Are you a fan of the inimitable Ruth Bader Ginsburg? Or, perhaps you have some other supreme crush. Regardless, you now have new ways to see the important work of the Supreme Court through the Making of Modern Law: U.S. Supreme Court Records and Briefs 1832-1978 database. Do an author search for Ruth Bader Ginsburg, or find her in the Author Browse list and you will find her first appearance in the Supreme Court records all the way back in 1971 when she was one of five attorneys for the appellant in Reed (Sally) v. Reed (Cecil). If you are looking for a topic closer to home, try exploring Thurgood Marshall, or dive into the documents to discover why a search for Johns Hopkins University pulls up documents from the landmark Brown v. Board case.
With basic and advanced search options, you can search through over 350,000 discrete documents encompassing approximately 11 million pages of Supreme Court records.
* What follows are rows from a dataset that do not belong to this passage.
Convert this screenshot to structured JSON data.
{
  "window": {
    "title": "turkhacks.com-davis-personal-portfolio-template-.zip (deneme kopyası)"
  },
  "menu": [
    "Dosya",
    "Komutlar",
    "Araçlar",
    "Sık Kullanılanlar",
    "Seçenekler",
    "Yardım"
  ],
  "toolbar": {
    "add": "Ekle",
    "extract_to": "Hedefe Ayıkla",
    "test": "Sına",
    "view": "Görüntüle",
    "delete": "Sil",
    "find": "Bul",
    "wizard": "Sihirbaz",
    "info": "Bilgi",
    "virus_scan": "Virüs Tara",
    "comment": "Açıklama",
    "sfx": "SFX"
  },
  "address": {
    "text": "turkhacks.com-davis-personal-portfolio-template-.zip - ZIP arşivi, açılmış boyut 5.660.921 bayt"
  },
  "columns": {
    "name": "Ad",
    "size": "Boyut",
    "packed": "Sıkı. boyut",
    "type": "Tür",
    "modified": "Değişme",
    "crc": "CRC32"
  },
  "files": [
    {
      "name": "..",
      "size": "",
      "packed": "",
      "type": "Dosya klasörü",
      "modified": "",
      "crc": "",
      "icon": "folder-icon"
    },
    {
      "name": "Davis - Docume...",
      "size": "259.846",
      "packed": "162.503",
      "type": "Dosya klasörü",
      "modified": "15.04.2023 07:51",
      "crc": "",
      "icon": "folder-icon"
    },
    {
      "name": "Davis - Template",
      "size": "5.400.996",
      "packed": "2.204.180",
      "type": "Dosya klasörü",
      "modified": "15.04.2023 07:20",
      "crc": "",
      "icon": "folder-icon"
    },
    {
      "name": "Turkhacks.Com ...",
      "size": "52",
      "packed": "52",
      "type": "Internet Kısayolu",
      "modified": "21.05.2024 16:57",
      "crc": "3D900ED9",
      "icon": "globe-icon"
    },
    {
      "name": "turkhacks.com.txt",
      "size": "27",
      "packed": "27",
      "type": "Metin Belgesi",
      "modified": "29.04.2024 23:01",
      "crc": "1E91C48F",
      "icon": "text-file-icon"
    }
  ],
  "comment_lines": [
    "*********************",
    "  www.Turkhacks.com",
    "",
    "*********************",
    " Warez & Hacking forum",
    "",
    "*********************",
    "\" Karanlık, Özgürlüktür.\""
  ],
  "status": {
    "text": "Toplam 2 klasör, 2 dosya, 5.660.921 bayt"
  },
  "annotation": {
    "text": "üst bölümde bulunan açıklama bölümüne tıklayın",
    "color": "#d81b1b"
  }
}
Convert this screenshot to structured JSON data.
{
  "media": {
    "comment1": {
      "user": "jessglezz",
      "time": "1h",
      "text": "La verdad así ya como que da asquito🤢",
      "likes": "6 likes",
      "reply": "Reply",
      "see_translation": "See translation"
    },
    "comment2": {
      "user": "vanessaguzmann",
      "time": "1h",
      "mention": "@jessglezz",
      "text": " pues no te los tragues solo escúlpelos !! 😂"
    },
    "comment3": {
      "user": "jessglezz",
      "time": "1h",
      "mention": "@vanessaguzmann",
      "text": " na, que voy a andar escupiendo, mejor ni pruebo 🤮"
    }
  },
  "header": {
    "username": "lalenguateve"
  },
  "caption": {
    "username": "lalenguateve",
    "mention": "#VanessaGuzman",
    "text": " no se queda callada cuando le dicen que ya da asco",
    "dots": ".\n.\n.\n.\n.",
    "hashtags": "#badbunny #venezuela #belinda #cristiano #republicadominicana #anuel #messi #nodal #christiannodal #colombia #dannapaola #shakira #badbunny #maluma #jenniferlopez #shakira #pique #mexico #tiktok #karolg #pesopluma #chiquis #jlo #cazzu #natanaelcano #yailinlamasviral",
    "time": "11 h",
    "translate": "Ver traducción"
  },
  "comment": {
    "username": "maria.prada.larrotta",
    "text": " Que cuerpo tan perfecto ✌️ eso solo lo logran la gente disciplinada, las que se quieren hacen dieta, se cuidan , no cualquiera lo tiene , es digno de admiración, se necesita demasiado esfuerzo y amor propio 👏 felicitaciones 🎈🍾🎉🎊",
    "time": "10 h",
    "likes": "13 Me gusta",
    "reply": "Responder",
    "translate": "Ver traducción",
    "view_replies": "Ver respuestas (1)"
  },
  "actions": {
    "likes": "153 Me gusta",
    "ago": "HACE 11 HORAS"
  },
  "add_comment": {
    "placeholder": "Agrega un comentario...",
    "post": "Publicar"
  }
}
The majority of these 150,000 Supreme Court cases did not receive a full opinion. In addition to keywords, authors, and cases, you can search by date—included date range, filing date, or opinion date, whether or not a case was heard, document typed, and either docket number or U.S. reports citation.
For students and scholars of race, gender, law, public policy, history, business, education, environment, or nearly any other field, U.S. Supreme Court Records and Briefs 1832-1978 is a source not to be missed.
I would be remiss if I didn’t also highlight that U.S. Supreme Court Records and Briefs 1832-1978 joins the Sheridan Libraries’ Making of Modern Law collections Legal Treatises, 1800-1926 and Primary Sources, 1620-1926.